Vaginal Atrophy & Dryness: I went straight to mayoclinic.org to learn more about this... Vaginal atrophy is thinning and inflammation of the vaginal walls caused by reduced estrogen levels. For many, it not only makes intercourse painful but may lead to urinary symptoms. If you're experiencing discomfort that's not resolved by a vaginal lubricant, or you’re having any other related symptoms, make an appointment to see your doctor asap. There is no need to suffer or be embarrassed, as there are solutions (including natural supplements). You can discuss them with your doctor and decide what may work best for you. PS: You can find healthy lubricants in your kitchen cupboard—unrefined avocado, coconut and olive oils are perfectly safe to use!

Dry Skin: Two words—coconut oil. I’m sure you all have your favorite products. Me, too. But truthfully, these days, nothing works better than coconut oil to hydrate my dry skin. I slather it on while my pores are still open after showering and it sinks in fast, keeping me silky-smooth all day. I even use it on my face to remove makeup. Beyond moisturization, drink plenty of water.

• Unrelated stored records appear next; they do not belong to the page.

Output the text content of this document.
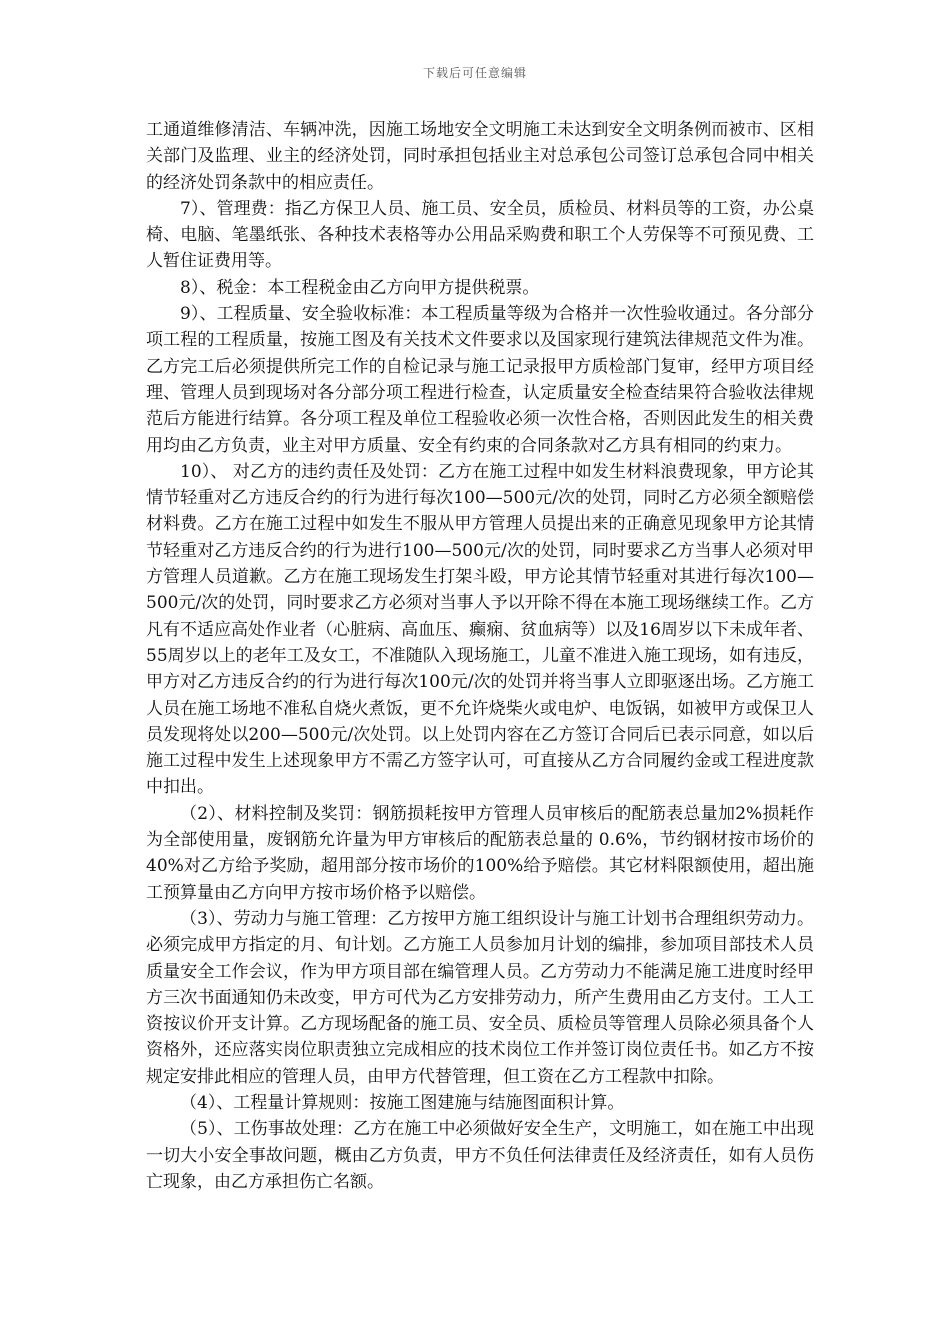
下载后可任意编辑

工通道维修清洁、车辆冲洗，因施工场地安全文明施工未达到安全文明条例而被市、区相关部门及监理、业主的经济处罚，同时承担包括业主对总承包公司签订总承包合同中相关的经济处罚条款中的相应责任。

7）、管理费：指乙方保卫人员、施工员、安全员，质检员、材料员等的工资，办公桌椅、电脑、笔墨纸张、各种技术表格等办公用品采购费和职工个人劳保等不可预见费、工人暂住证费用等。

8）、税金：本工程税金由乙方向甲方提供税票。

9）、工程质量、安全验收标准：本工程质量等级为合格并一次性验收通过。各分部分项工程的工程质量，按施工图及有关技术文件要求以及国家现行建筑法律规范文件为准。乙方完工后必须提供所完工作的自检记录与施工记录报甲方质检部门复审，经甲方项目经理、管理人员到现场对各分部分项工程进行检查，认定质量安全检查结果符合验收法律规范后方能进行结算。各分项工程及单位工程验收必须一次性合格，否则因此发生的相关费用均由乙方负责，业主对甲方质量、安全有约束的合同条款对乙方具有相同的约束力。

10）、 对乙方的违约责任及处罚：乙方在施工过程中如发生材料浪费现象，甲方论其情节轻重对乙方违反合约的行为进行每次100—500元/次的处罚，同时乙方必须全额赔偿材料费。乙方在施工过程中如发生不服从甲方管理人员提出来的正确意见现象甲方论其情节轻重对乙方违反合约的行为进行100—500元/次的处罚，同时要求乙方当事人必须对甲方管理人员道歉。乙方在施工现场发生打架斗殴，甲方论其情节轻重对其进行每次100—500元/次的处罚，同时要求乙方必须对当事人予以开除不得在本施工现场继续工作。乙方凡有不适应高处作业者（心脏病、高血压、癫痫、贫血病等）以及16周岁以下未成年者、55周岁以上的老年工及女工，不准随队入现场施工，儿童不准进入施工现场，如有违反，甲方对乙方违反合约的行为进行每次100元/次的处罚并将当事人立即驱逐出场。乙方施工人员在施工场地不准私自烧火煮饭，更不允许烧柴火或电炉、电饭锅，如被甲方或保卫人员发现将处以200—500元/次处罚。以上处罚内容在乙方签订合同后已表示同意，如以后施工过程中发生上述现象甲方不需乙方签字认可，可直接从乙方合同履约金或工程进度款中扣出。

（2）、材料控制及奖罚：钢筋损耗按甲方管理人员审核后的配筋表总量加2%损耗作为全部使用量，废钢筋允许量为甲方审核后的配筋表总量的 0.6%，节约钢材按市场价的40%对乙方给予奖励，超用部分按市场价的100%给予赔偿。其它材料限额使用，超出施工预算量由乙方向甲方按市场价格予以赔偿。

（3）、劳动力与施工管理：乙方按甲方施工组织设计与施工计划书合理组织劳动力。必须完成甲方指定的月、旬计划。乙方施工人员参加月计划的编排，参加项目部技术人员质量安全工作会议，作为甲方项目部在编管理人员。乙方劳动力不能满足施工进度时经甲方三次书面通知仍未改变，甲方可代为乙方安排劳动力，所产生费用由乙方支付。工人工资按议价开支计算。乙方现场配备的施工员、安全员、质检员等管理人员除必须具备个人资格外，还应落实岗位职责独立完成相应的技术岗位工作并签订岗位责任书。如乙方不按规定安排此相应的管理人员，由甲方代替管理，但工资在乙方工程款中扣除。

（4）、工程量计算规则：按施工图建施与结施图面积计算。

（5）、工伤事故处理：乙方在施工中必须做好安全生产，文明施工，如在施工中出现一切大小安全事故问题，概由乙方负责，甲方不负任何法律责任及经济责任，如有人员伤亡现象，由乙方承担伤亡名额。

Thinning Hair & Nails: Biotin is an essential water-soluble B vitamin used to support healthy hair and nails. In addition to supplement form (consult your physician), biotin-enriched hair products are available to help stimulate hair growth. I don't have thinning hair, but I’ve been taking biotin for my nails and after a year, they have truly grown stronger. PS: Gel manicures damage the strength and integrity of your nails. If bare nails isn’t your thing, consider sticking with regular polish—or better, a non-toxic brand, such as Zoya, Butter London, Pacifica, Orly or Côte. Your nails will thank you.

Thank you for pausing to "talk" menopause. I hope this post offers not only a little insight, but for those in the midst, makes you feel less “woe is me” and more empowered to try some simple home "remedies" or lifestyle changes that just may make a world of difference!